I've worked too hard to get to where I'm at now to let my foot off the pedal, even for a moment. I have to have tunnel vision and not let anyone or anything deter me from getting to where I want to be--standing on that stage looking my absolute BEST. Nothing less will do.

Thursday, April 5, 2012

the LONG haul...

SIXTY-FIVE days....

When I stare at that number it seriously makes my head hurt. Somehow my laboring mind can't seem to wrap itself around how I'm going to survive another 65 days and retain any sense of sanity.

Today is a tired day. Yesterday was a tired day...and tomorrow will most likely be a tired day.

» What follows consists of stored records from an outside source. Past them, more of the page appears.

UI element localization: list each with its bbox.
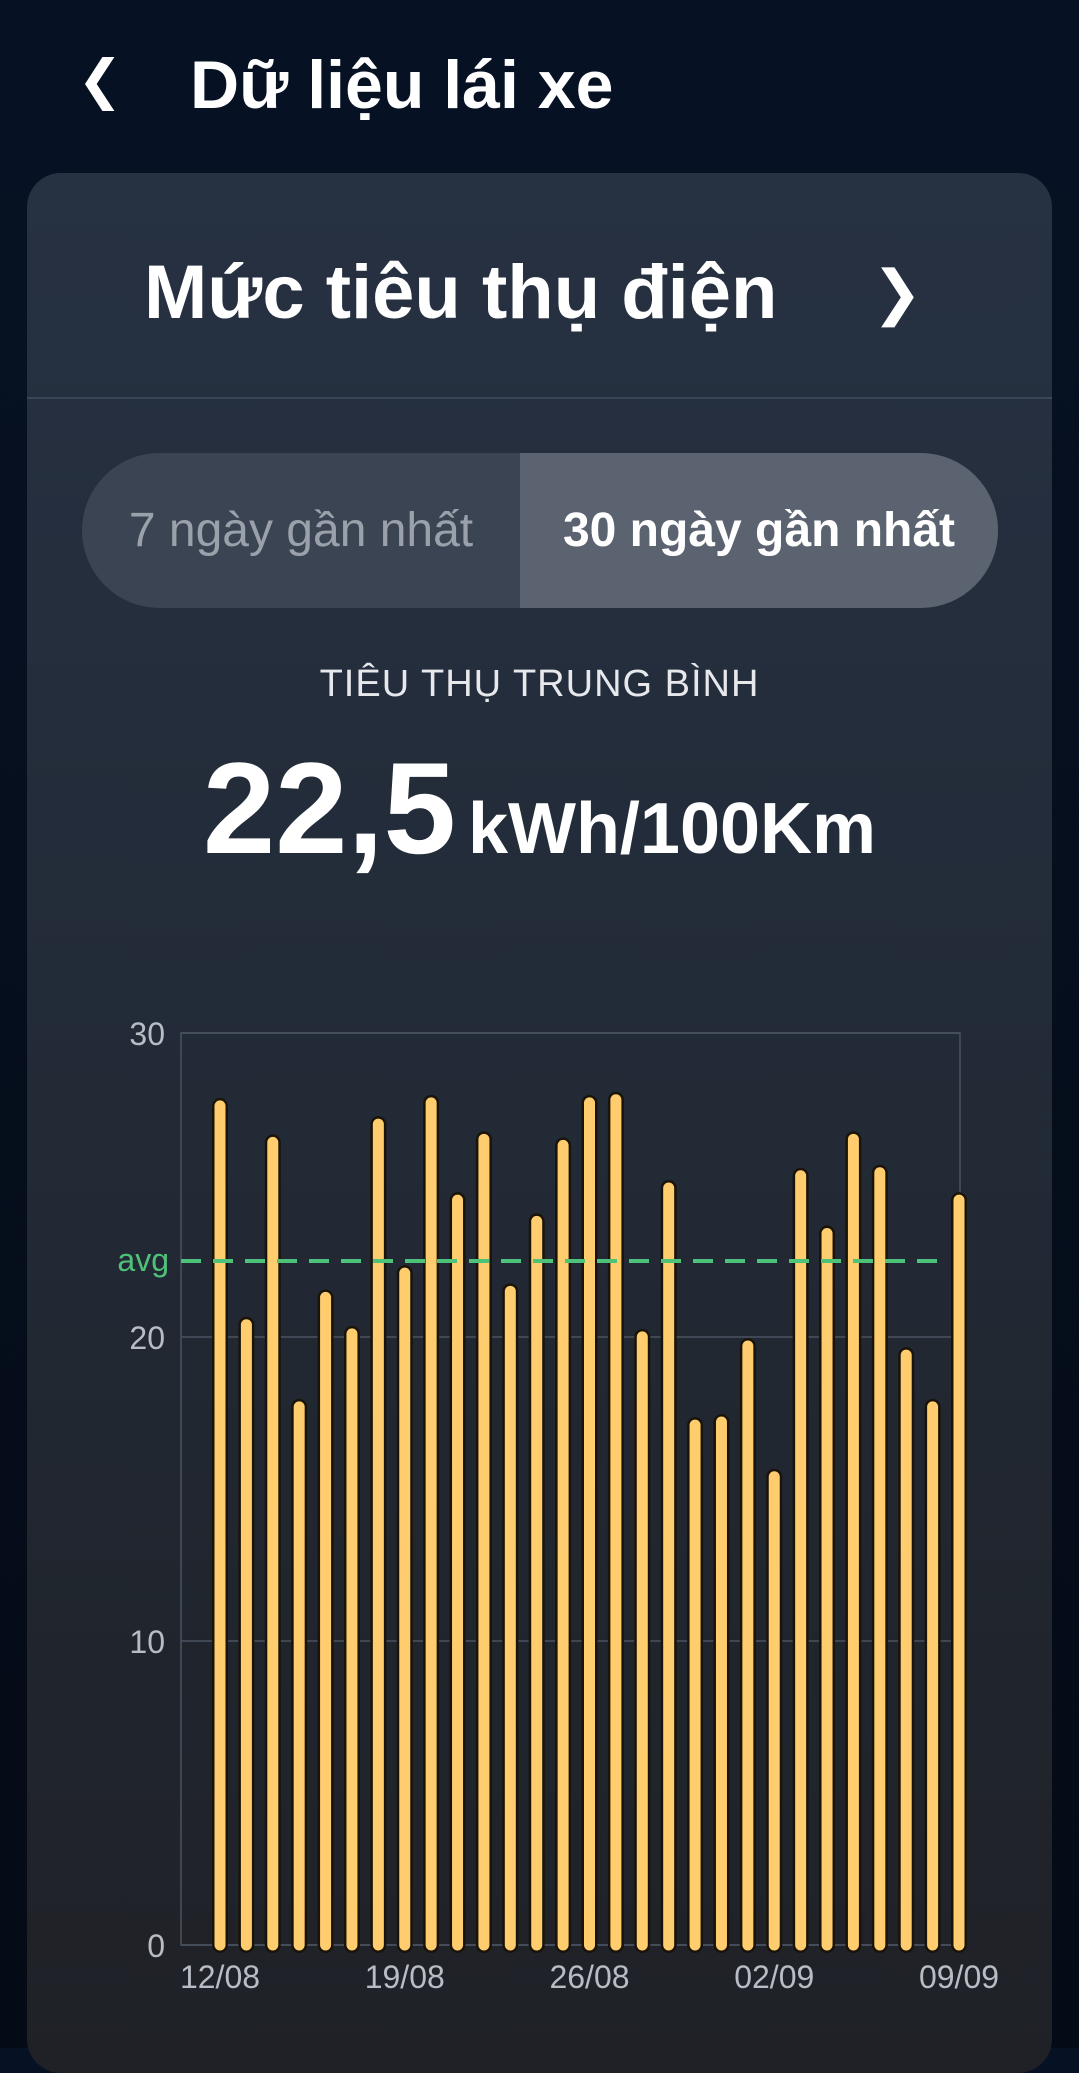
x-tick-label: 26/08 [549, 1959, 629, 1995]
x-tick-label: 19/08 [365, 1959, 445, 1995]
y-tick-label: 30 [129, 1016, 165, 1052]
page-title: Dữ liệu lái xe [190, 47, 614, 123]
average-value: 22,5 kWh/100Km [27, 733, 1052, 883]
y-tick-label: 20 [129, 1320, 165, 1356]
chevron-left-icon[interactable]: ❮ [77, 50, 123, 110]
period-toggle: 7 ngày gần nhất 30 ngày gần nhất [82, 453, 998, 608]
x-tick-label: 09/09 [919, 1959, 999, 1995]
card-title: Mức tiêu thụ điện [144, 250, 778, 335]
x-tick-label: 02/09 [734, 1959, 814, 1995]
average-unit: kWh/100Km [467, 789, 877, 869]
card-header[interactable]: Mức tiêu thụ điện ❯ [27, 173, 1052, 399]
average-number: 22,5 [202, 735, 456, 881]
y-tick-label: 0 [147, 1928, 165, 1964]
header: ❮ Dữ liệu lái xe [0, 0, 1079, 170]
tab-7-days[interactable]: 7 ngày gần nhất [128, 503, 474, 557]
x-tick-label: 12/08 [180, 1959, 260, 1995]
average-line-label: avg [117, 1242, 169, 1278]
chevron-right-icon[interactable]: ❯ [872, 259, 923, 326]
y-tick-label: 10 [129, 1624, 165, 1660]
average-label: TIÊU THỤ TRUNG BÌNH [319, 663, 760, 705]
tab-30-days[interactable]: 30 ngày gần nhất [520, 453, 998, 608]
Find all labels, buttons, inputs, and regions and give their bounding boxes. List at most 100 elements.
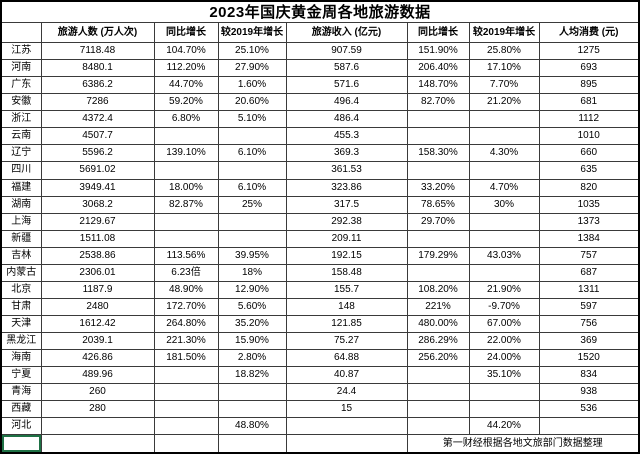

Coach stepped me up to two-a-day cardio, aerobic lifting, and added another leg circuit into my split...add all of that on to working full time, constantly doing Costco runs and grilling, baking, cooking, weighing food and trying to have some shadow of a "life" outside of contest prep and work--let's just say this girl is a little SPENT...

I know there are probably women out there who do the same thing with a lot more on their plate, so I can't really complain about my situation. I had heard time and time again that Contest Prep is one of the most all-consuming things one can put themselves through, and that is absolutely true! The best I can do at this point is take a deep breath, suck it up, and push through those sprints like there's no tomorrow, because really--there isn't. As overwhelming as 65 days sounds, it'll breeze by and before I know it, I'll be getting ready to set my clear heel onto the stage for the first time. I don't want to be standing up there knowing that I let the "process" get the best of me and failed to prepare the way I could have...

So I'll just press on, eyes on the prize--50 days down, only 65 days to go!